PARIS — The German Aerospace Center, DLR, is midway through design studies of a telecommunications research satellite to include advanced Ka-band broadcast technologies as part of a partnership with a commercial satellite operator, according to DLR officials.
The satellite, called Heinrich Hertz, would use the Small Geo satellite platform being developed by OHB Technology of Bremen, Germany, plus a payload developed by Tesat-Spacecom of Backnang and other gear from Astrium GmbH of Ottobrunn.
The project would be the latest demonstration that the German government, which for years had steered clear of satellite telecommunications, intends to maintain a national capability in the sector and to help German industry maintain its telecommunications competitiveness. DLR has been the principal backer of the Small Geo project, one of whose goals is to maintain in Germany a capacity to build commercial telecommunications satellites.

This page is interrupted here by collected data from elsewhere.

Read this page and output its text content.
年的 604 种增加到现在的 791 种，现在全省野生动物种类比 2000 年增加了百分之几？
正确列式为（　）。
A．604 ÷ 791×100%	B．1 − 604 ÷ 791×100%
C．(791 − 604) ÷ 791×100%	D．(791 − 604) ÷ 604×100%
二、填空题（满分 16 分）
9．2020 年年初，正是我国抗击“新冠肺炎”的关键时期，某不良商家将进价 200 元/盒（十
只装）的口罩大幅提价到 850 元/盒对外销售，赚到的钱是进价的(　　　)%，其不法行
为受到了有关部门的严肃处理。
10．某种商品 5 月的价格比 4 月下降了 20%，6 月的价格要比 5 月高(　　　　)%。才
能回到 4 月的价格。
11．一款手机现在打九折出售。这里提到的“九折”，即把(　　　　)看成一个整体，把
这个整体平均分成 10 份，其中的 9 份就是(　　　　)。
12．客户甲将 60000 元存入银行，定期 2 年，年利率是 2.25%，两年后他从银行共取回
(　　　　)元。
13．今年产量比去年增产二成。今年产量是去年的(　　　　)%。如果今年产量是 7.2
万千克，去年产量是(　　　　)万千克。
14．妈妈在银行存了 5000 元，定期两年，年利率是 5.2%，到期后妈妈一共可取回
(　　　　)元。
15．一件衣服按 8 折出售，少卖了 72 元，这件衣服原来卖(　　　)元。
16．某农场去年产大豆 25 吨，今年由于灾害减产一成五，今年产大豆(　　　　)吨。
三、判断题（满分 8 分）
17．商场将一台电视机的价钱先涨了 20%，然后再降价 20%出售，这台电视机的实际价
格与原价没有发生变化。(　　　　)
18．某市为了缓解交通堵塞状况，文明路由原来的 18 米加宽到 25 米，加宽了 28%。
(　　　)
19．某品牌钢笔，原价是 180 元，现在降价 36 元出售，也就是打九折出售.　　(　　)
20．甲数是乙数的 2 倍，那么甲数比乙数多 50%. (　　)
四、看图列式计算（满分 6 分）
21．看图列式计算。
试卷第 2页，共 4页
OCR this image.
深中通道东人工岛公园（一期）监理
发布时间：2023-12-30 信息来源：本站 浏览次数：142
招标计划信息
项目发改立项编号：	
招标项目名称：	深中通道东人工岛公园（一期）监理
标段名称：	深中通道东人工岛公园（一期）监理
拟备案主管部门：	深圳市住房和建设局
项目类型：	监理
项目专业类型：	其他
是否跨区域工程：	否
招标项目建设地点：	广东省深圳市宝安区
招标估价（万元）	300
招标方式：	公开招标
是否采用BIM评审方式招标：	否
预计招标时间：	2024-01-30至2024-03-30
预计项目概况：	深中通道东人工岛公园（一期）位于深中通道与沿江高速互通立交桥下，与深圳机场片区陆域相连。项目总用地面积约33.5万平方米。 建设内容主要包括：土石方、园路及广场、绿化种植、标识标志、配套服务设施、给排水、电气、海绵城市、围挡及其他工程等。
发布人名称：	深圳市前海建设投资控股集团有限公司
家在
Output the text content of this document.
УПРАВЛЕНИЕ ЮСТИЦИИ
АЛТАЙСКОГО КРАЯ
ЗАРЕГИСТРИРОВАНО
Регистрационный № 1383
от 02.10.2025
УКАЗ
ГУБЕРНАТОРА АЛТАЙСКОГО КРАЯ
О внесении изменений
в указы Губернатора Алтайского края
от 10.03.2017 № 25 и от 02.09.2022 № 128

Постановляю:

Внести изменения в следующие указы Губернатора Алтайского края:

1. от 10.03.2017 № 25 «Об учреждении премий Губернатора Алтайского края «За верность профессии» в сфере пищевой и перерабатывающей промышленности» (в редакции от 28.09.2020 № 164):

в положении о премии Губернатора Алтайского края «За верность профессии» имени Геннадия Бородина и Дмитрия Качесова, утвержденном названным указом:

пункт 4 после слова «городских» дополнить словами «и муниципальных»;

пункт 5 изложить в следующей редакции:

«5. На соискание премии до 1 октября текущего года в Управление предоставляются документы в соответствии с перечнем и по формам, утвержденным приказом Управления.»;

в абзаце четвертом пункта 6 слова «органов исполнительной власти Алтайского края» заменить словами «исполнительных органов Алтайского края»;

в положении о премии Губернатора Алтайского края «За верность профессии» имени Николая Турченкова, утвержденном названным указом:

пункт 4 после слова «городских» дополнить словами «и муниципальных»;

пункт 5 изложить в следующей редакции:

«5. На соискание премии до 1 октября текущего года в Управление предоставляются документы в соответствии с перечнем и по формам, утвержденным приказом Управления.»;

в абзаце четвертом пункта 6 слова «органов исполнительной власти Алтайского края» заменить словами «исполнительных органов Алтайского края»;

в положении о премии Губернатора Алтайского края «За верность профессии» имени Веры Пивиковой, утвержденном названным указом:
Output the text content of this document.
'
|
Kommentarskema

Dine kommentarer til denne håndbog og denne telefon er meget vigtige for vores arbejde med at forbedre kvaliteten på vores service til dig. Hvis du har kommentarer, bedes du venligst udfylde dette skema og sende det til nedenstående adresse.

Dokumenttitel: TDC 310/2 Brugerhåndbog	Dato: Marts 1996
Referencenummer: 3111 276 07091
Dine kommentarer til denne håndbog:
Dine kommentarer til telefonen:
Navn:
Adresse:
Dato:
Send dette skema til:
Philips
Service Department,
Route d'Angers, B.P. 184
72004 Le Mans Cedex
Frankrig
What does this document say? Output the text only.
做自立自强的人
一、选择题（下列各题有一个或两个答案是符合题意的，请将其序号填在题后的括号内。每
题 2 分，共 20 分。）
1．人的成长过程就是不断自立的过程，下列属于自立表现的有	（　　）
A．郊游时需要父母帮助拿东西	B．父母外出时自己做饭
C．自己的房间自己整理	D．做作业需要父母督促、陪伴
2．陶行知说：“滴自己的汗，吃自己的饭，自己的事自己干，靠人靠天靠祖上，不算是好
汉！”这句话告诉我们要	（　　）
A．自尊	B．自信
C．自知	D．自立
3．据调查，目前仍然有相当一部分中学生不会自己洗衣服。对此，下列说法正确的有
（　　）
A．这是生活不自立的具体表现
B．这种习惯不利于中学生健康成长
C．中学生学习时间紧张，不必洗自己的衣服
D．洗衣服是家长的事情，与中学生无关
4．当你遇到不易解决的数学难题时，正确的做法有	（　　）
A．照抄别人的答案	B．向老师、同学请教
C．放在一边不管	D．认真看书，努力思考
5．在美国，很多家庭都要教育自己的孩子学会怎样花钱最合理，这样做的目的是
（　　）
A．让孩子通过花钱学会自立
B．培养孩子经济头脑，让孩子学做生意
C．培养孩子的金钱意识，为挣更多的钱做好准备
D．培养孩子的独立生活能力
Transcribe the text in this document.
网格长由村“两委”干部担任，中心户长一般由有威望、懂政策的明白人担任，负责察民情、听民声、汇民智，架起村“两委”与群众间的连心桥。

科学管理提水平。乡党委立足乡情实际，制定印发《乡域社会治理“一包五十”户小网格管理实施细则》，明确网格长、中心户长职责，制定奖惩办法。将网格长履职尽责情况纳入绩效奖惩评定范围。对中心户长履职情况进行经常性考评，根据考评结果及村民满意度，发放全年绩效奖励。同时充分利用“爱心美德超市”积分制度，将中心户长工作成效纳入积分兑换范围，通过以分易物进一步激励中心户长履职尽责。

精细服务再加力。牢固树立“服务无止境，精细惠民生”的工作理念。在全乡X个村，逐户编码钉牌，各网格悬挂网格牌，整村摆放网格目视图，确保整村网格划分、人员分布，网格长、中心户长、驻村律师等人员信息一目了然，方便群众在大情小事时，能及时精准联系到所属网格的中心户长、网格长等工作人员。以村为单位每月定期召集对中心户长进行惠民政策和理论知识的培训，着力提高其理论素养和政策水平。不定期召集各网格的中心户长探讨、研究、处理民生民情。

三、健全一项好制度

In addition to the advanced telecommunications-research instruments, the satellite would carry a commercial telecommunications payload for the private-sector operator.
Siegfried Voigt, head of DLR’s national program group and project manager for the Heinrich Hertz mission, said a Phase-A design begun in mid-2009 with initial contracts to OHB, Tesat-Spacecom and Astrium is expected to be completed by June 30. In a Jan. 22 response to Space News questions, Voigt said negotiations on how much payload will be reserved for the commercial operator and how much for DLR’s technology-demonstration hardware are continuing.
Voigt said DLR is reviewing several possible orbital slots, with 30 degrees east a preferred position to test high-speed Ka-band transmissions, especially to mobile terminals. The project’s current schedule calls for a 2014 launch.
In a DLR presentation by Voigt and project system engineer AnkePagels, the mission is described as a way to qualify future commercial telecommunications equipment that is viewed as too risky to be adopted by commercial satellite fleet operators, who “are generally very reserved about introducing new technologies.”
In addition to future commercial applications, DLR officials said the project could demonstrate Ka-band communications systems for future use on Earth observation and science missions that require high-volume data transmissions back to Earth.
DLR hopes to use the same basic business model as that being employed by the European Space Agency (ESA) for the Alphasat large-satellite platform and the Small Geo platform.
The first Alphasat flight model will carry experimental payloads plus a commercial mobile-communications package for mobile satellite services provider Inmarsat of London, which is sharing with ESA and the French space agency, CNES, the cost of developing, integrating and launching the satellite.
The first Small Geo satellite, which was also financed in part by ESA, will be launched in 2012 for Hispasat of Spain, which will share the satellite’s use with a separate suite of technology-demonstration equipment.
ESA is also looking to a public-private partnership for its European Data Relay Satellite (EDRS) system, with a partnership with a private-sector operator to be concluded in 2010.
DLR said its ongoing national telecommunications research program has produced nearly 30 technologies and that several of them will be selected to fly on Heinrich Hertz.
The technologies viewed as promising for the satellite mission include Ka-band intersatellite communications antennas with electronic beam-forming; a Ka-band multi-spot-beam antenna; ceramic microwave circuits; a liquid-crystal antenna array; and a miniature Ka-band traveling wave tube amplifier.
A separate experiment being considered, called MoSaKa, is a mobile Ka-band ground terminal designed to operate in disaster areas where the communications grid is out of service or nonexistent.
Early financing of the Heinrich Hertz project was provided by DLR from the German Federal Ministry of Economics and Technology following a decision by Germany’s Bundestag, or parliament. Voigt declined to speculate on how the costs of building and launching Heinrich Hertz might be divided by DLR and the selected satellite operator.